Diterbitkan oleh Achmad Sholeh pada Jumat, 29 Maret 2024 22:23 WIB dengan kategori Jawa Tengah dan sudah 218 kali ditampilkan

BREBES- Jelang mudik Lebaran tahun 2024, sejumlah Stasiun Pengisian Bahan Bakar Umum (SPBU) di Kota Brebes, didatangi oleh anggota dari Satreskrim Polres Brebes, Jumat (29/3/2024) sore.

Kegiatan tersebut dilakukan dalam rangka pengecekan stok bahan bakar minyak (BBM) serta akurasi takaran mesin pompa yang dimungkinkan tidak sesuai dengan meteran.

"Personel kami dari Sat Reskrim mendatangi dan mengecek 2 SPBU di wilayah Kecamatan Brebes," kata Kapolres Brebes AKBP Guntur M Tariq yang disampaikan Kasat Reskrim AKP Angga Surya Saputra.

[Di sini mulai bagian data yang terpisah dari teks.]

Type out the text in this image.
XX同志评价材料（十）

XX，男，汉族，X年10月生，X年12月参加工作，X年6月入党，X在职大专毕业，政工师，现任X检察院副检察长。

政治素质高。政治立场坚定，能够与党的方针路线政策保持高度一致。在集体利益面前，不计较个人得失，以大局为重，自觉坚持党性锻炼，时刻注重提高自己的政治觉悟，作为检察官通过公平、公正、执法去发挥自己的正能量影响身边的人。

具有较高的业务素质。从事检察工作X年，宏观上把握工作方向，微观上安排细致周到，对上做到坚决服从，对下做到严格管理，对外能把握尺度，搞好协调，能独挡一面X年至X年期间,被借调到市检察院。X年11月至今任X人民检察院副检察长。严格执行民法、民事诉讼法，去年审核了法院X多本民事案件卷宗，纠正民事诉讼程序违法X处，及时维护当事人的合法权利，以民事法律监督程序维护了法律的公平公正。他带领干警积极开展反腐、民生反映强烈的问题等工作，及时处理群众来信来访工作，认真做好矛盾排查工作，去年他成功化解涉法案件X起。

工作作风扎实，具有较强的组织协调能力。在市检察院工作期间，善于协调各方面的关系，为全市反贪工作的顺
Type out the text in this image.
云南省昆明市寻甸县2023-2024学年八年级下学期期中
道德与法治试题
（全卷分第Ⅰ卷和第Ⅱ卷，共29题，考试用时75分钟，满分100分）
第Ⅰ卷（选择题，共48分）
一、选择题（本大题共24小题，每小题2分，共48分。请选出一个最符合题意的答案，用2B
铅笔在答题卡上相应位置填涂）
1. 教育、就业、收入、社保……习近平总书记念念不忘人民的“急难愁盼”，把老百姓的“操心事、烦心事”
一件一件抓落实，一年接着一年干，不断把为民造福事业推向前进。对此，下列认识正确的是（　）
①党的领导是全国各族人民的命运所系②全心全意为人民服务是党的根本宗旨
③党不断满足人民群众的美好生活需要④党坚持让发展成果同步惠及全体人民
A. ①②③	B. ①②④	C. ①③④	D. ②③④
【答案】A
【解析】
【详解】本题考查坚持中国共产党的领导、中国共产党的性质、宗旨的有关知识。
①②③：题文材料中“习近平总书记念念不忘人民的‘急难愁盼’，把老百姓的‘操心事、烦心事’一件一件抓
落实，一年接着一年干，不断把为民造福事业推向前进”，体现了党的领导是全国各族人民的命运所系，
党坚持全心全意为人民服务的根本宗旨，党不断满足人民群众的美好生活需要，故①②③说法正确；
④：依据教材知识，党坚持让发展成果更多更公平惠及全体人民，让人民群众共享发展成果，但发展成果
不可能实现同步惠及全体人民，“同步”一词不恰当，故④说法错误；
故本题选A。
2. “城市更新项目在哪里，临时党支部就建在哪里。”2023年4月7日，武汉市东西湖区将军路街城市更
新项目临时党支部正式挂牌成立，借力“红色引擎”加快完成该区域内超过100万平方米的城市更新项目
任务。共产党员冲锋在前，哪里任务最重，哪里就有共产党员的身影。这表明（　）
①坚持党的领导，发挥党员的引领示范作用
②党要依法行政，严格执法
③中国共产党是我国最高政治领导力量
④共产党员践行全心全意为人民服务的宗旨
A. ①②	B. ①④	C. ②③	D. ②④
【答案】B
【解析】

Kasat Reskrim mengungkapkan kegiatan tersebut dilakukan selain untuk memantau stok BBM dan akurasi takaran juga sebagai antisipasi terjadinya kecurangan dan kelangkaan bbm jelang mudik lebaran 1445 H tahun 2024.

"Pengecekan dilakukan untuk antisipasi terjadinya kecurangan dan kelangkaan bbm jelang mudik lebaran 1445 tahun 2024," ungkapnya.

Disebutkan Kasat Reskrim dalam pelaksanaanya, petugas dari Unit Tipidter Satreskrim Polres Brebes tersebut melakukan pengecekan dengan cara pembelian BBM bersubsidi jenis Pertalite sebanyak 1 liter kemudian diletakkan di alat ukur. 

"Hasilnya,  beberapa SPBU yang telah dilaksanakan pengecekan tidak ditemukannya ukuran yang menyalahi aturan dan semua sesuai standar," terangnya.

AKP Angga menambahkan, pemeriksaan bakal digelar rutin untuk melindungi masyarakat dari kecurangan, terutama ketika arus mudik lebaran. Pengecekan tersebut juga untuk menjamin stok BBM aman.

Pihaknya juga akan melakukan tindakan tegas sesuai dengan hukum yang berlaku jika ditemukan adanya kecurangan yang dilakukan oleh SPBU saat pelaksanaan mudik Lebaran tahun 2024 kepada masyarakat.

"Jika diketahui adanya penyimpangan ataupun kecurangan takaran yang tidak sesuai dengan standar dilakukan oleh pihak SPBU, akan kami berikan sanksi tegas sesuai dengan ketentuan yang berlaku," pungkasnya.